Chiedono pertanto di sottoporre con rinvio pregiudiziale alla Corte di Giustizia il quesito se il suindicato art. 13 della Direttiva “debba essere interpretato nel senso che esso osta ad una disposizione del parco fluviale del Po, secondo la quale, all’interno delle zone classificate “N2 ed N3″, è consentita unicamente la costruzione di centraline idroelettriche destinate all’autoproduzione”.

Orbene, atteso che come queste Sezioni Unite hanno già avuto modo di affermare (in materia di concessioni per derivazioni idroelettriche, relativamente al D.Lgs. n. 387 del 2003 attuativo della Direttiva 2001/77/CE -poi sostituita dalla Direttiva 2009/28/CE – sull’incremento della produzione di energia derivante da fonti rinnovabili), porre limiti al rilascio – in una determinata zona – di nuove concessioni per derivare acqua a scopo idroelettrico non significa impedire la produzione di fonti rinnovabili (v., con riferimento ai limiti alle nuove concessioni previsti dall’art. 75 delle norme tecniche di attuazione del Piano di tutela delle acque della Regione Lombardia, Cass., Sez.

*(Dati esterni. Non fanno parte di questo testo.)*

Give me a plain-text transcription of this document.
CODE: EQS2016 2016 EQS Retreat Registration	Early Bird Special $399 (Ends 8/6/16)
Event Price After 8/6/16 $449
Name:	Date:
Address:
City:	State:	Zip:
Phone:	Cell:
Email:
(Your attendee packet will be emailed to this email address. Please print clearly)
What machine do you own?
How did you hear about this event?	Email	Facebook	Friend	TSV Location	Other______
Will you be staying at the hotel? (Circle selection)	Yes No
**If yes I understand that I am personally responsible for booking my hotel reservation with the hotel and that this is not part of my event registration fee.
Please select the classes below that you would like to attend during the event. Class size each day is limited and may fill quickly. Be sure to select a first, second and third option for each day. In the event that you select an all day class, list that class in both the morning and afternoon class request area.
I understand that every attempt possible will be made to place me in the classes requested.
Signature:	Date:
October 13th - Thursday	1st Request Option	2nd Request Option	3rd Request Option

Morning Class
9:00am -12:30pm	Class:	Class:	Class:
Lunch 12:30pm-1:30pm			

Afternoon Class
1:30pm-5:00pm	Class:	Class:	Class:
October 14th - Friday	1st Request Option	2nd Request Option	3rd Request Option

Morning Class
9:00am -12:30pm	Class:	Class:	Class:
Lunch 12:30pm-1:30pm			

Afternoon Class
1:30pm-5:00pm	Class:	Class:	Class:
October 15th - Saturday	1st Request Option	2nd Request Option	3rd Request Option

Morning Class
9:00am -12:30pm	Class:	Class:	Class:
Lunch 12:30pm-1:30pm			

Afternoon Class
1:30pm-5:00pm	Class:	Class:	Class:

Un., 2/2/2017, n. 2731), emerge evidente come alla stregua di tale formulazione del quesito non sia dato invero evincere, avuto riguardo alla riportata disciplina comunitaria in argomento, i termini della paventata discriminazione, e della denunziata irragionevolezza che la caratterizzerebbe.

Ne consegue che esso si prospetta come non rilevante ai fini della decisione del presente giudizio (cfr. Cass., Sez. Un., 2/4/2007, n. 8095. Cfr. altresì in tema di atto chiaro, Cass., 18/2/2000, n. 1804, e, da ultimo, Cass., 16/6/2017, n. 15041).

In ordine al 3^ (subordinato) motivo va infine osservato che, come anche dalle stesse odierne ricorrenti riconosciuto nei propri scritti difensivi, gli invocati rimedi dell’annullamento e della revoca dell’atto di concessione di derivazione de qua hanno presupposti altri e diversi rispetto a quelli propri del provvedimento nella specie ex art. 32 Regolamento regionale 29 luglio 2003, n. 10/R. adottato di decadenza per non uso del bene per un triennio consecutivo.

Presupposti legittimanti la relativa emissione la cui effettiva ricorrenza nel caso non risulta peraltro dalle medesime nemmeno allegata.

All’inammissibilità e infondatezza dei motivi consegue il rigetto del ricorso.

Le spese del giudizio di cassazione, liquidate come in dispositivo in favore della controricorrente Regione Piemonte, seguono la soccombenza.

Non è viceversa a farsi luogo a pronunzia in ordine alle spese del giudizio di cassazione nei confronti degli altri intimati, non avendo i medesimi svolto attività difensiva.

PQM

 

La Corte rigetta il ricorso. Condanna le ricorrenti al pagamento, in solido, delle spese del giudizio di cassazione, che liquida in complessivi Euro 7.200,00, di cui Euro 7.000,00 per onorari, oltre spese a generali ed accessori come per legge, in favore della controricorrente Regione Piemonte.

Ai sensi del D.P.R. 30 maggio 2002, n. 115, art. 13, comma 1 quater, come modif. dalla L. 24 dicembre 2012, n. 228, dà atto della sussistenza dei presupposti per il versamento da parte delle ricorrenti dell’ulteriore importo a titolo di contributo unificato, pari a quello dovuto per il ricorso, a norma dello stesso art. 13, comma 1 bis.

Così deciso in Roma, il 21 febbraio 2017.